# Shutting down tank SALE



## PaulF757 (Dec 9, 2013)

I know its been awhile since I've been on here, but I've had a rough year personally and due to my divorce I'm forced to shut down my tank. I will be up in running once i buy a new house but for now i have a few items for sale. I may be selling the tank, inhabitants and equipment and ill keep you all posted. If you don't know me, ask around the forum folks on here can vouch for me. Most of these items that i have are from folks that ordered stuff from me for BRS and never picked up their items so i can't really take a huge beating on the prices, willing to do a discount on multiple items. Pick up will be at 5 Valhalla Inn RD, cash only or etransfer.

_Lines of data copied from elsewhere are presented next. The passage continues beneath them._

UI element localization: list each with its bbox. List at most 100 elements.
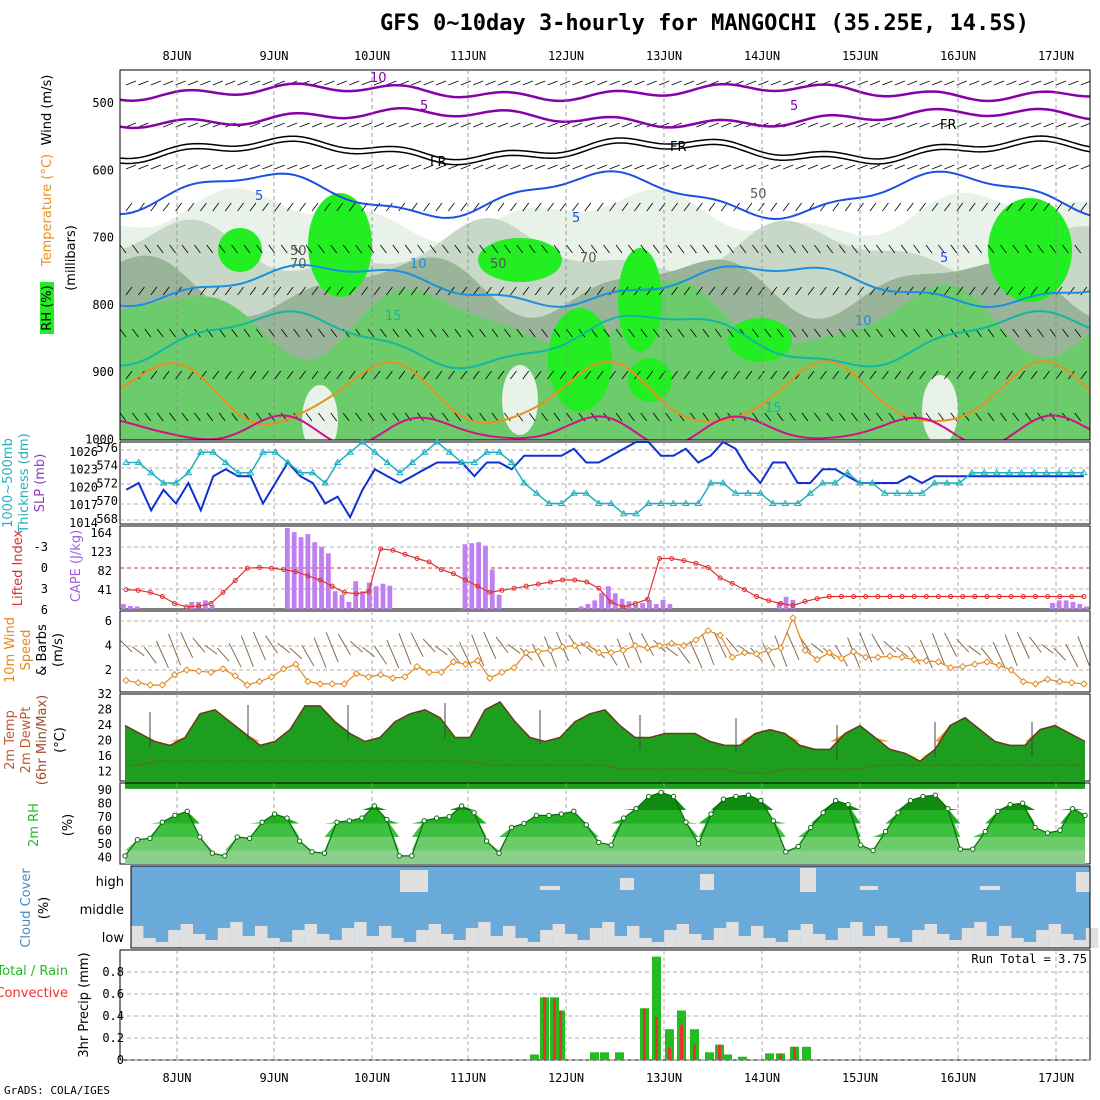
- cloud-low-bar: [887, 938, 900, 948]
- wind-speed-marker: [1055, 677, 1064, 686]
- upper-wind-barb: [156, 412, 164, 422]
- upper-wind-barb: [225, 80, 236, 86]
- upper-wind-barb: [888, 244, 896, 254]
- cape-bar: [462, 544, 468, 609]
- upper-wind-barb: [844, 202, 852, 212]
- upper-wind-barb: [392, 412, 400, 422]
- upper-wind-barb: [572, 164, 583, 170]
- upper-wind-barb: [534, 286, 542, 296]
- upper-wind-barb: [454, 412, 462, 422]
- upper-wind-barb: [745, 202, 753, 212]
- cloud-low-bar: [131, 926, 144, 948]
- upper-wind-barb: [497, 164, 509, 170]
- upper-wind-barb: [597, 164, 608, 170]
- cloud-low-bar: [837, 928, 851, 948]
- upper-wind-barb: [956, 122, 967, 128]
- upper-wind-barb: [857, 202, 864, 212]
- upper-wind-barb: [882, 122, 893, 128]
- chart-title: GFS 0~10day 3-hourly for MANGOCHI (35.25…: [380, 11, 1029, 36]
- cape-bar: [209, 604, 215, 609]
- upper-wind-barb: [708, 370, 716, 380]
- precip-total-bar: [738, 1056, 747, 1060]
- cape-y-tick-label: 82: [98, 564, 112, 578]
- upper-wind-barb: [212, 164, 223, 170]
- wind-barb: [483, 631, 497, 659]
- upper-wind-barb: [764, 244, 772, 254]
- thickness-marker: [582, 489, 591, 496]
- rh-marker: [995, 808, 1001, 815]
- upper-wind-barb: [194, 244, 201, 254]
- thickness-marker: [383, 458, 392, 465]
- temp-contour-minus10: [120, 82, 1090, 103]
- upper-wind-barb: [566, 244, 573, 254]
- cloud-level-label: high: [96, 875, 124, 890]
- upper-wind-barb: [423, 164, 434, 170]
- thickness-marker: [856, 479, 864, 486]
- li-marker: [984, 594, 990, 600]
- upper-wind-barb: [120, 244, 127, 254]
- li-marker: [657, 556, 663, 562]
- wind-speed-marker: [958, 662, 967, 671]
- li-marker: [778, 600, 784, 606]
- thickness-marker: [1005, 468, 1014, 476]
- li-marker: [499, 587, 505, 593]
- thickness-y-tick-label: 568: [96, 512, 118, 526]
- thickness-marker: [806, 489, 815, 496]
- upper-wind-barb: [485, 286, 492, 296]
- upper-wind-barb: [237, 164, 248, 170]
- upper-wind-barb: [758, 80, 769, 86]
- cloud-low-bar: [403, 942, 417, 948]
- cloud-high-bar: [800, 868, 816, 892]
- li-marker: [487, 589, 493, 595]
- upper-wind-barb: [1074, 412, 1082, 422]
- rh-y-tick-label: 50: [98, 837, 112, 851]
- upper-wind-barb: [504, 328, 511, 338]
- upper-wind-barb: [993, 164, 1005, 170]
- upper-wind-barb: [981, 122, 992, 128]
- upper-wind-barb: [417, 244, 424, 254]
- upper-wind-barb: [398, 164, 409, 170]
- cape-bar: [496, 594, 502, 609]
- upper-wind-barb: [541, 328, 548, 338]
- precip-convective-bar: [718, 1044, 721, 1060]
- wind-speed-marker: [728, 653, 737, 661]
- upper-wind-barb: [274, 122, 285, 128]
- li-marker: [766, 598, 772, 604]
- thickness-marker: [545, 499, 553, 506]
- upper-wind-barb: [993, 202, 1001, 212]
- upper-wind-barb: [224, 202, 232, 212]
- thickness-marker: [408, 458, 417, 465]
- upper-wind-barb: [1006, 122, 1017, 128]
- slp-y-tick-label: 1023: [69, 463, 98, 477]
- upper-wind-barb: [845, 164, 856, 170]
- li-y-tick-label: 6: [41, 603, 48, 617]
- cloud-low-bar: [751, 926, 764, 948]
- upper-wind-barb: [559, 80, 571, 86]
- upper-wind-barb: [473, 164, 484, 170]
- upper-wind-barb: [380, 244, 387, 254]
- upper-wind-barb: [547, 286, 554, 296]
- rh-marker: [496, 850, 502, 856]
- thickness-marker: [507, 458, 516, 465]
- upper-wind-barb: [634, 80, 645, 86]
- cloud-low-bar: [639, 938, 652, 948]
- upper-wind-barb: [423, 286, 430, 296]
- upper-wind-barb: [287, 164, 298, 170]
- upper-wind-barb: [1018, 202, 1026, 212]
- cloud-low-bar: [304, 924, 317, 948]
- cloud-low-bar: [441, 934, 454, 948]
- contour-label: FR: [670, 140, 687, 155]
- cloud-high-bar: [700, 874, 714, 890]
- upper-wind-barb: [683, 286, 691, 296]
- li-marker: [438, 567, 444, 573]
- rh-marker: [957, 846, 964, 852]
- upper-wind-barb: [448, 202, 455, 212]
- upper-wind-barb: [262, 286, 269, 296]
- rh-core-bright: [478, 238, 562, 282]
- upper-y-tick-label: 500: [92, 96, 114, 110]
- upper-wind-barb: [411, 164, 422, 170]
- upper-wind-barb: [485, 202, 492, 212]
- upper-wind-barb: [628, 244, 635, 254]
- upper-wind-barb: [925, 412, 933, 422]
- upper-wind-barb: [491, 244, 499, 254]
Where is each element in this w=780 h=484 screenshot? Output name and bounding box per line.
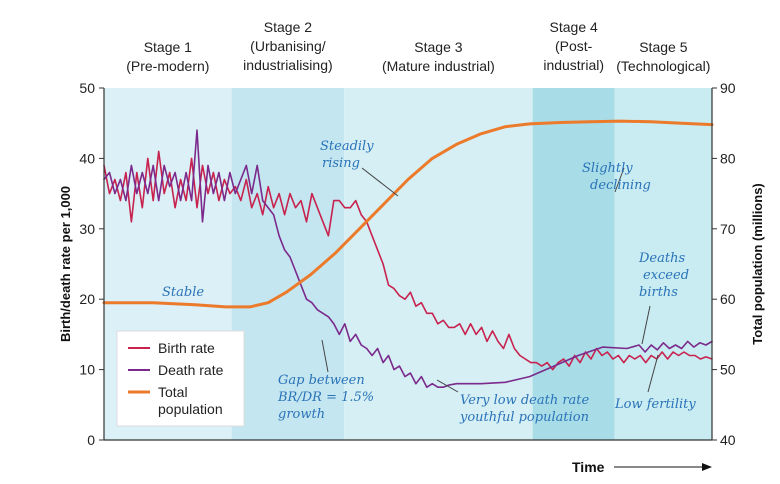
right-tick-label: 60 [720,291,736,307]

MultiTest Copper (Sachem 75 tests) used twice $10
Float Valve 1/4" Tube fitting NEW $15
Reef Chili 1.5 oz (one left) NEW $25 each
Hanna Phosphorus ULR Reagents NEW $10
Ich-X used (half bottle) $5
PraziPro used (3/4 bottle) $5
Cupramine (Sachem) used (3/4 bottle) $5
Omega One Marine Pellets with Garlic $5 each
Reef Plugs (Boston Aqua Farms) (10) $5 SOLD
Coral glue NEW $5 SOLD
FragCave flat discs about 10-15 $5
Milwaukee PH buffer solution PH7, PH10, PH4 $3
WeldOn 40 2 Part Kit (used once) $15
Clear 1/8" Screen Netting 3x7 feet NEW $12
Frag Holder (clear, suction cups) $5 SOLD


----------



## PaulF757 (Dec 9, 2013)

Been awhile, can you please move it to the marketplace section. Thx


----------